Я и в райцентре-то сроду не был и впервые в жизни ехал в такую дальнюю дорогу. И потому было мне сейчас тревожно и радостно, будто стоял у высокого обрыва над озером, готовясь прыгнуть в воду, — и боязно, холодеет в мурашках спина, и влечет, подталкивает вперед неизъяснимый восторг полета…
И все ждалось чего-то впереди: вот покажется что-то необычное, еще мною не виданное, — ведь не должно же быть везде все точно так, как у нас. Но вокруг, насколько хватало глаз, расстилалась все та же серая степь, без жизни, без движения, лишь одинокая ворона косо, как-то боком пролетит над обозом, неуклюже трепыхая крыльями, и вскрикнет противным клекочущим криком, а то взлает по-собачьи и долго будет подвижным пятном маячить на горизонте. Откуда она здесь, что ей делать в этой пустыне?

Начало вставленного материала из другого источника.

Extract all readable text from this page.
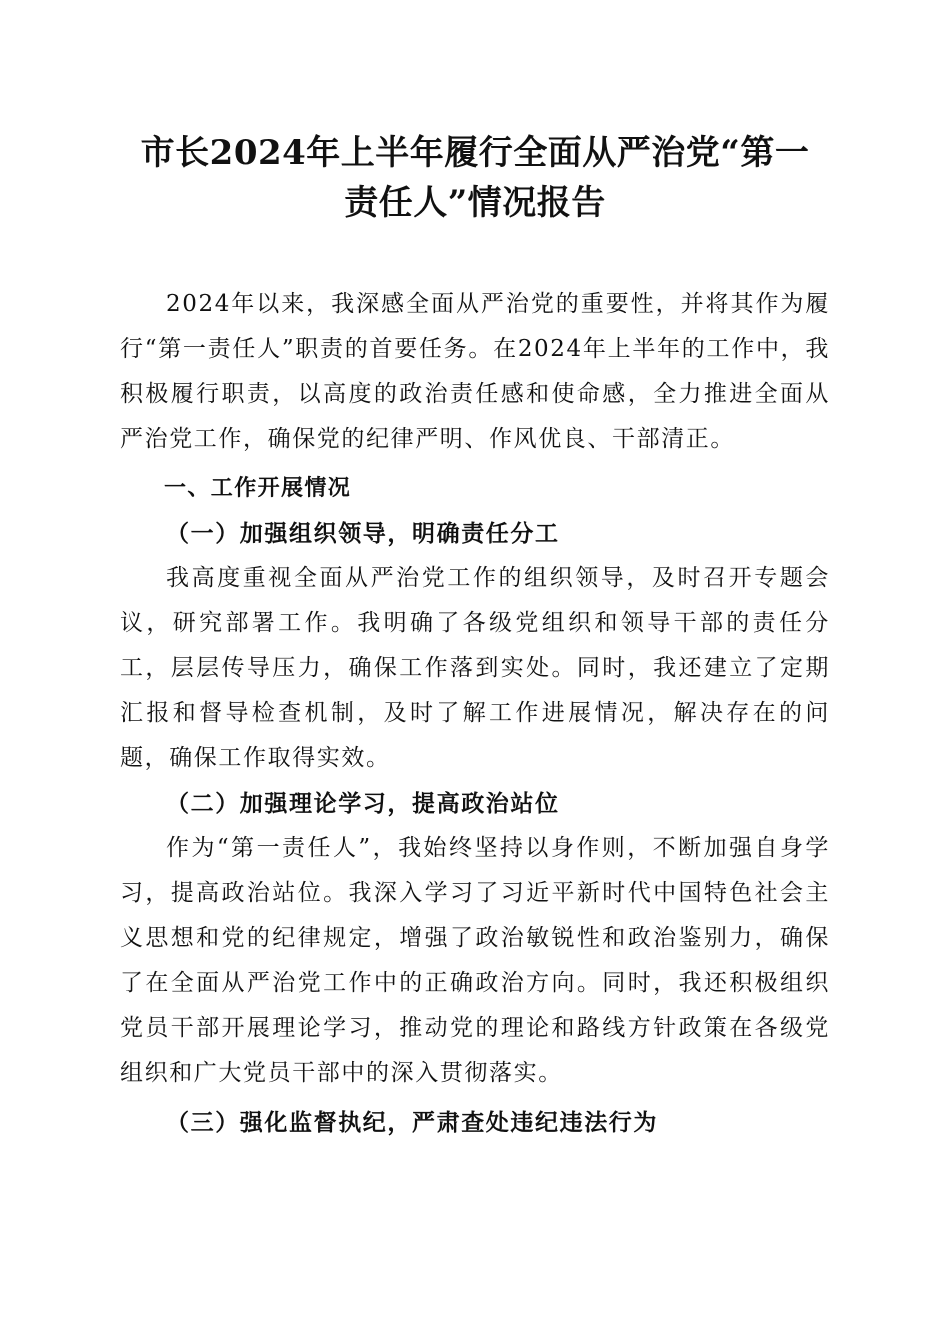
市长2024年上半年履行全面从严治党“第一
责任人”情况报告

2024年以来，我深感全面从严治党的重要性，并将其作为履行“第一责任人”职责的首要任务。在2024年上半年的工作中，我积极履行职责，以高度的政治责任感和使命感，全力推进全面从严治党工作，确保党的纪律严明、作风优良、干部清正。

一、工作开展情况

（一）加强组织领导，明确责任分工

我高度重视全面从严治党工作的组织领导，及时召开专题会议，研究部署工作。我明确了各级党组织和领导干部的责任分工，层层传导压力，确保工作落到实处。同时，我还建立了定期汇报和督导检查机制，及时了解工作进展情况，解决存在的问题，确保工作取得实效。

（二）加强理论学习，提高政治站位

作为“第一责任人”，我始终坚持以身作则，不断加强自身学习，提高政治站位。我深入学习了习近平新时代中国特色社会主义思想和党的纪律规定，增强了政治敏锐性和政治鉴别力，确保了在全面从严治党工作中的正确政治方向。同时，我还积极组织党员干部开展理论学习，推动党的理论和路线方针政策在各级党组织和广大党员干部中的深入贯彻落实。

（三）强化监督执纪，严肃查处违纪违法行为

Был конец сентября, стояли последние погожие деньки, солнце уже потеряло силу, оно не пекло, а только чуть пригревало, как сквозь оконное стекло, и во всей природе чувствовалось что-то торопливое, стыдливо-тайное: скорее, скорее, скоро грянет зима! И эта торопливость пожить, покрасоваться лишний день отдавала горечью стенной полыни.
А степь не сулила перемен, не показывала ничего интересного. Я уже стал задремывать на своей скрипучей телеге, когда впереди замаячили темные ветлы, а под ними увиделись крохотные избы. Деревня казалась близко, рукой подать, однако ехали до нее больше часа: степь, как и большая вода, скрадывает расстояние.